Nihar Sarangi picture Nihar Sarangi · Feb 17, 2013 · Viewed 7.8k times · Source

After reading a few papers on deep learning and deep belief networks, I got a basic idea of how it works. But still stuck with the last step, i.e, the classification step. Most of the implementation I found on the Internet deal with generation. (MNIST digits)

Is there some explanation (or code) available somewhere that talk about classifying images(preferably natural images or objects) using DBNs?

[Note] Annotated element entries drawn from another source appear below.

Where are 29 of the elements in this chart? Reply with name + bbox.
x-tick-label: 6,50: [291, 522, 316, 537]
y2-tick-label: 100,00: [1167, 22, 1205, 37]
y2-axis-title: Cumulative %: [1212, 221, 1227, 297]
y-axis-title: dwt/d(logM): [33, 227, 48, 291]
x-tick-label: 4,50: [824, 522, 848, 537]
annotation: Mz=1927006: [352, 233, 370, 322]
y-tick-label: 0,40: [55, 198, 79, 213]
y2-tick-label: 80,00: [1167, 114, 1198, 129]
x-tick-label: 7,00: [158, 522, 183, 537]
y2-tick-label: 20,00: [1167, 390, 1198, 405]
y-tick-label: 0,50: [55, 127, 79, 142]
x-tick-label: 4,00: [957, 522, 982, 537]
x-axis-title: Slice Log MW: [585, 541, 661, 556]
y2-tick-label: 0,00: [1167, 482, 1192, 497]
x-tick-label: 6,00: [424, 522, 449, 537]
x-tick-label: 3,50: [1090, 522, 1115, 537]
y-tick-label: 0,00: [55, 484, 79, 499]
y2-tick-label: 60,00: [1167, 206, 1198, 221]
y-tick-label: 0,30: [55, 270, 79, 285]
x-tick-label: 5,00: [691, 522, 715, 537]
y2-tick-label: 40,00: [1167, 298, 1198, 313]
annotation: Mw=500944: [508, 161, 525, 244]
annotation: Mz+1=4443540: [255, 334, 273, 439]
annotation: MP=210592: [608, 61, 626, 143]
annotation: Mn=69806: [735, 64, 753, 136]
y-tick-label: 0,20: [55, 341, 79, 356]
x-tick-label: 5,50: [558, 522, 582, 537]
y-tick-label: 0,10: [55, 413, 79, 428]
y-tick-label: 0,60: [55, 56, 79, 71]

Also some pointers in the direction would be really helpful.

Answer

solvingPuzzles picture solvingPuzzles · Jan 16, 2014

The basic idea

These days, the state-of-the-art deep learning for image classification problems (e.g. ImageNet) are usually "deep convolutional neural networks" (Deep ConvNets). They look roughly like this ConvNet configuration by Krizhevsky et al: enter image description here

For the inference (classification), you feed an image into the left side (notice that the depth on the left side is 3, for RGB), crunch through a series of convolution filters, and it spits out a 1000-dimensional vector on the right-hand side. This picture is especially for ImageNet, which focuses on classifying 1000 categories of images, so the 1000d vector is "score of how likely it is that this image fits in the category."

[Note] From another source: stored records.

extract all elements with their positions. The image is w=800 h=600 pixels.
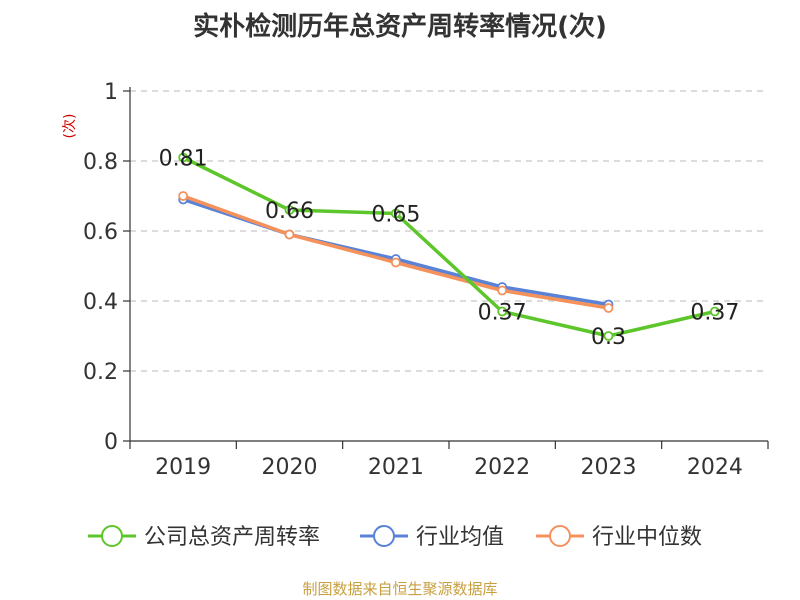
chart-title: 实朴检测历年总资产周转率情况(次) xyxy=(193,12,607,42)
grid-lines xyxy=(130,90,768,372)
data-point xyxy=(178,191,189,201)
data-label: 0.37 xyxy=(478,301,527,326)
legend-label: 行业均值 xyxy=(416,525,504,550)
x-tick-label: 2019 xyxy=(155,455,211,480)
data-point xyxy=(284,205,295,215)
y-tick-label: 0 xyxy=(104,430,118,455)
legend-item[interactable]: 公司总资产周转率 xyxy=(88,525,320,550)
data-label: 0.66 xyxy=(265,199,314,224)
legend-item[interactable]: 行业均值 xyxy=(360,525,504,550)
x-tick-label: 2023 xyxy=(581,455,637,480)
data-point xyxy=(390,257,401,268)
y-tick-label: 0.4 xyxy=(83,290,118,315)
data-point xyxy=(603,331,614,341)
legend-label: 公司总资产周转率 xyxy=(144,525,320,550)
data-point xyxy=(497,306,508,317)
data-label: 0.81 xyxy=(159,147,208,172)
x-tick-label: 2021 xyxy=(368,455,424,480)
x-tick-label: 2020 xyxy=(262,455,318,480)
data-point xyxy=(284,229,295,240)
y-tick-label: 0.2 xyxy=(83,360,118,385)
legend-label: 行业中位数 xyxy=(592,525,702,550)
x-tick-label: 2024 xyxy=(687,455,743,480)
data-label: 0.65 xyxy=(371,203,420,228)
data-point xyxy=(709,306,720,317)
y-tick-label: 0.6 xyxy=(83,220,118,245)
data-point xyxy=(603,303,614,313)
data-label: 0.37 xyxy=(690,301,739,326)
data-point xyxy=(390,208,401,219)
legend-marker xyxy=(549,525,571,547)
legend-item[interactable]: 行业中位数 xyxy=(536,525,702,550)
y-tick-label: 1 xyxy=(104,80,118,105)
data-labels: 0.81 0.66 0.65 0.37 0.3 0.37 xyxy=(159,147,740,351)
y-axis-unit: (次) xyxy=(62,114,78,139)
y-tick-label: 0.8 xyxy=(83,150,118,175)
data-point xyxy=(497,285,508,296)
series xyxy=(178,152,720,341)
data-point xyxy=(178,152,189,163)
legend: 公司总资产周转率 行业均值 行业中位数 xyxy=(88,525,702,550)
source-note: 制图数据来自恒生聚源数据库 xyxy=(302,580,498,598)
legend-marker xyxy=(373,525,395,547)
x-tick-label: 2022 xyxy=(474,455,530,480)
series-line-0 xyxy=(182,155,716,338)
data-label: 0.3 xyxy=(591,325,626,350)
legend-marker xyxy=(101,525,123,547)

Training the neural net is only slightly more complex. For training, you basically run classification repeatedly, and every so often you do backpropagation (see Andrew Ng's lectures) to improve the convolution filters in the network. Basically, backpropagation asks "what did the network classify correctly/incorrectly? For misclassified stuff, let's fix the network a little bit."


Implementation

Caffe is a very fast open-source implementation (faster than cuda-convnet from Krizhevsky et al) of deep convolutional neural networks. The Caffe code is pretty easy to read; there's basically one C++ file per type of network layer (e.g. convolutional layers, max-pooling layers, etc).